The premise this time is that scientists have found a “cure” for mutation, which rekindles hostilities between the humane mutant leader Xavier (Patrick Stewart, so dignified yet ineffectual that he could be auditioning for the lead in The Menzies Campbell Story) and his rabble-rousing rival, the militant Magneto (Ian McKellen, undeniably sinister but also faintly camp, like Ken Livingstone in mauve).

X-Men 3 is better than most comic book-inspired movies. It’s slick, stylish and has an eye-catching finale, in which Ian McKellen relocates the Golden Gate Bridge with murderous intent, and just as dangerously attempts to out-shout Vinnie Jones. There’s plenty of special-effects wonderment – men fly, houses levitate, almost everything explodes - plus the odd giggle, not always at the ex-Wimbledon defender’s expense.

One problem is that, although three of the leading characters die, emotionally it’s about as involving as Tony’s last cabinet reshuffle. There are too many characters to care about, and some (notably Anna Paquin as Rogue, the mutant answer to Hazel Blears) get so little screen-time that you wonder why they’ve bothered to show up.

Unless you’re a fan already, you’re likely to be bored by the troubled relationship between the only charismatic X-man (Hugh Jackman’s Wolverine, pictured) and the woman he loves, or at any rate lusts after. Yes, Famke Janssen is back from the dead and suffering from serious anger management issues, plus a worrying outbreak of varicose veins on her face.

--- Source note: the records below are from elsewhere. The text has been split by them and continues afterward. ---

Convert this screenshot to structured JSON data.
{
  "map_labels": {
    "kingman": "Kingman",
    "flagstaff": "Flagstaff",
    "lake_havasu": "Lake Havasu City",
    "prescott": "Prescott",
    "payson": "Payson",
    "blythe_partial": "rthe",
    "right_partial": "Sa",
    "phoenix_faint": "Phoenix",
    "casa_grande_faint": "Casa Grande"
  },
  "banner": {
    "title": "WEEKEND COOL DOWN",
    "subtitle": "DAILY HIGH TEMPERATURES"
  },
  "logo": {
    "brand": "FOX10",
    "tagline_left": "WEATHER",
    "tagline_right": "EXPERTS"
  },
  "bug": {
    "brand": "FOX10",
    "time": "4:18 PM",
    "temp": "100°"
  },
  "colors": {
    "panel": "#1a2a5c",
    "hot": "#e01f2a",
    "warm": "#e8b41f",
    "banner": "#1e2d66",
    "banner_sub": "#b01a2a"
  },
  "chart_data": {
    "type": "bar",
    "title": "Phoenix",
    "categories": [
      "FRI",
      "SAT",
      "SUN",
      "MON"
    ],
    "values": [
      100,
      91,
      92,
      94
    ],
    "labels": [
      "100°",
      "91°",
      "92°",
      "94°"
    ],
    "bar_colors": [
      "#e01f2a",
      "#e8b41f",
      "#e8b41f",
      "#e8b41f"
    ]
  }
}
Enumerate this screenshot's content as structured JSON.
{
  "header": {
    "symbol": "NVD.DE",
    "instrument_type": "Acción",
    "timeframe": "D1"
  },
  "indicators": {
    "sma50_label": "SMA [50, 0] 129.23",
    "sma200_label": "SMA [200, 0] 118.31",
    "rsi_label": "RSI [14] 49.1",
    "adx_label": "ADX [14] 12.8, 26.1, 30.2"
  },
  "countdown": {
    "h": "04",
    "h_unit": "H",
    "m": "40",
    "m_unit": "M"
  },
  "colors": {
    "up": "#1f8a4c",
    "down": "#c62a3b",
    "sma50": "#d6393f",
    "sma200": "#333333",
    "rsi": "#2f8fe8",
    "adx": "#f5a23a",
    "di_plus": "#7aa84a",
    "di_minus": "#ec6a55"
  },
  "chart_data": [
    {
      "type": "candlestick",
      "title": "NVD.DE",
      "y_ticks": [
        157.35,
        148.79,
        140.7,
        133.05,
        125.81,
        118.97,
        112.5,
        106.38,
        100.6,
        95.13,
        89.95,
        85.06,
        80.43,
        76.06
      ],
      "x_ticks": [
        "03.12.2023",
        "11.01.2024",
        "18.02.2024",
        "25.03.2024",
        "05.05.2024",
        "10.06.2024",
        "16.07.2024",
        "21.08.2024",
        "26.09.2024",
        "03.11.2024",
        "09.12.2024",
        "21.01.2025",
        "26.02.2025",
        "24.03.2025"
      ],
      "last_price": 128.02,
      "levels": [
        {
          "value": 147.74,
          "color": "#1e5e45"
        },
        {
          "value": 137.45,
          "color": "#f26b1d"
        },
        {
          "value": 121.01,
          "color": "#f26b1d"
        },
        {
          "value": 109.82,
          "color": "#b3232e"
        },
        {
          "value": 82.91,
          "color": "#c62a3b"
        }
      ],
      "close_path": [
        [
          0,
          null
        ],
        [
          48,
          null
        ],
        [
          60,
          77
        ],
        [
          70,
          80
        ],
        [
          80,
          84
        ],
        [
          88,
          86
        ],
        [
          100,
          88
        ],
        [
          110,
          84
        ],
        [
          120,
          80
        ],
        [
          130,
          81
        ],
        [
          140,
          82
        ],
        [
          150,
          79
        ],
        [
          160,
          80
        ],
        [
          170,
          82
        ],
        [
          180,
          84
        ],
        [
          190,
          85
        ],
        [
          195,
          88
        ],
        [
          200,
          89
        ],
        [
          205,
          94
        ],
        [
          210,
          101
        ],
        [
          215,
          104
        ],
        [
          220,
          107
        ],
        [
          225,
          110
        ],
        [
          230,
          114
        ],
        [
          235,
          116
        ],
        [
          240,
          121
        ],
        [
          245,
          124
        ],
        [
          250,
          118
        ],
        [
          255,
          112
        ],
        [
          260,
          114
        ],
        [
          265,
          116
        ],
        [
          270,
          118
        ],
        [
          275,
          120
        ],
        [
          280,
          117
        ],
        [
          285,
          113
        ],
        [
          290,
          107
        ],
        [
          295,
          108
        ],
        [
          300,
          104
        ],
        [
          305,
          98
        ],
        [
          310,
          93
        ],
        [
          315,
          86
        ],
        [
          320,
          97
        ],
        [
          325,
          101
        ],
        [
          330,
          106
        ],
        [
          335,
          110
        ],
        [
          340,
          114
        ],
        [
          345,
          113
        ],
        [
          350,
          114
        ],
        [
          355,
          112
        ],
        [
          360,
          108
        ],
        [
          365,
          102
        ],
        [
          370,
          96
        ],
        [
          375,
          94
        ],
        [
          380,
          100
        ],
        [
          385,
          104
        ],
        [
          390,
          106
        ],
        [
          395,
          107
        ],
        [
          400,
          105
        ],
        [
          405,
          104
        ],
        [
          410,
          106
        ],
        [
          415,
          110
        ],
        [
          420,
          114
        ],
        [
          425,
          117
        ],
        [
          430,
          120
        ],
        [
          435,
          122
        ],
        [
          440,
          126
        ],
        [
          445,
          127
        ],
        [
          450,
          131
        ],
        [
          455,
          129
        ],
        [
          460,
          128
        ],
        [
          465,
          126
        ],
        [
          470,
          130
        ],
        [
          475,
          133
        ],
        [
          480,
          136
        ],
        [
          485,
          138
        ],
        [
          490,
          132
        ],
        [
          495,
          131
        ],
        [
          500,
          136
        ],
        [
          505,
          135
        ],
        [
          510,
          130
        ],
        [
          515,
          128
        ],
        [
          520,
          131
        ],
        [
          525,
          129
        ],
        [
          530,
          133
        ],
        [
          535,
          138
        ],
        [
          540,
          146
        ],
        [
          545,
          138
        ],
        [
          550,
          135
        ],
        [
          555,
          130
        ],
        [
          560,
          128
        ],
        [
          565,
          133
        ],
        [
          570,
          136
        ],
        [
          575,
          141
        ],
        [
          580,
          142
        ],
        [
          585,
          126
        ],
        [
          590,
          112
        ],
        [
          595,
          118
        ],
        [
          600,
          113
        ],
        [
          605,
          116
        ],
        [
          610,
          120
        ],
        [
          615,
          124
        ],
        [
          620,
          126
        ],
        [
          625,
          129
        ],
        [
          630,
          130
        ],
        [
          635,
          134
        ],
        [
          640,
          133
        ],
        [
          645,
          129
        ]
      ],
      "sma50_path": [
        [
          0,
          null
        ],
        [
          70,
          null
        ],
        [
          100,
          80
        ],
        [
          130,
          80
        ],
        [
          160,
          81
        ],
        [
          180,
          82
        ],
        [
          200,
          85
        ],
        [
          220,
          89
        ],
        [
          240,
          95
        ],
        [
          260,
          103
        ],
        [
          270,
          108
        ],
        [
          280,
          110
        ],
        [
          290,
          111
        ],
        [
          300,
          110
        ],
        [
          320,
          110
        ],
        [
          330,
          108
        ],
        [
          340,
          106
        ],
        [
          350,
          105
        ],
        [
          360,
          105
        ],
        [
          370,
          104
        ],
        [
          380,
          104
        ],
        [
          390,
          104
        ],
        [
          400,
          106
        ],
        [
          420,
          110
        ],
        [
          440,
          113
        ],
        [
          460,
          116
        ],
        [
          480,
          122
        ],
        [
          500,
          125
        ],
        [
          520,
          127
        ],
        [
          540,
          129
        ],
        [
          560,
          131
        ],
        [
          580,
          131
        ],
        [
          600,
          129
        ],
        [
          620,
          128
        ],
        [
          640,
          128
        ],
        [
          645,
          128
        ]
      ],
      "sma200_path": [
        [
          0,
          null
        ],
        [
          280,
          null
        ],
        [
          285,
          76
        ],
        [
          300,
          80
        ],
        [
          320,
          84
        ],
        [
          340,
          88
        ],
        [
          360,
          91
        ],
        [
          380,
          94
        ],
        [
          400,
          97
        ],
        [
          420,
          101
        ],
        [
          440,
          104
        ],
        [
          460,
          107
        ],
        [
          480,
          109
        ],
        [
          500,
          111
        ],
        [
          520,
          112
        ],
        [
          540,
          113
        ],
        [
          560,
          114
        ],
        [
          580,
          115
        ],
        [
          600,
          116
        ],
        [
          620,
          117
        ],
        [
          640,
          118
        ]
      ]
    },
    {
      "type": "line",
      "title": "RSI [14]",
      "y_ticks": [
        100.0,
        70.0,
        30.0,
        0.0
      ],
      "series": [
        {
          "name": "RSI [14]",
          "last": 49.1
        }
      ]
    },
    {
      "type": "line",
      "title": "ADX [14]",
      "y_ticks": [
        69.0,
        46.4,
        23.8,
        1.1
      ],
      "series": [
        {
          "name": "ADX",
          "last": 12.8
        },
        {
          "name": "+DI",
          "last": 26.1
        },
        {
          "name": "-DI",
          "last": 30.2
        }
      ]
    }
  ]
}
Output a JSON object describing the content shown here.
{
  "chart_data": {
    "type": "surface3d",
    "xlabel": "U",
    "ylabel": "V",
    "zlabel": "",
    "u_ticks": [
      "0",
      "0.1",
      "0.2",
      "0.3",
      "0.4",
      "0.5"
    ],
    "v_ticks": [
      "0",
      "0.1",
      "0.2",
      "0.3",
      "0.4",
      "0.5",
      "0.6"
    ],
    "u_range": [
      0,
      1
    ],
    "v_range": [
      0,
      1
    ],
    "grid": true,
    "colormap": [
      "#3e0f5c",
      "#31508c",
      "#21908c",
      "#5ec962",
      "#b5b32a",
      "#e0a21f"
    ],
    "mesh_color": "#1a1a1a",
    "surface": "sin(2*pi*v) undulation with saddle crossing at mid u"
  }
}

Director Brett (Rush Hour) Ratner is ever-eager to sacrifice everything for pace, and unlikely ever to become a by-word for sensitive or cerebral film-making.

The basic problem, though, is that the premise behind the X-men series - that mutants are being oppressed by “normal” humans – has been lost.

These mutants are just too glamorous. You know that they could never be second-class citizens when they look this fabulous: in real life, they’d all be on the new Tory party A-list, or presenting the news.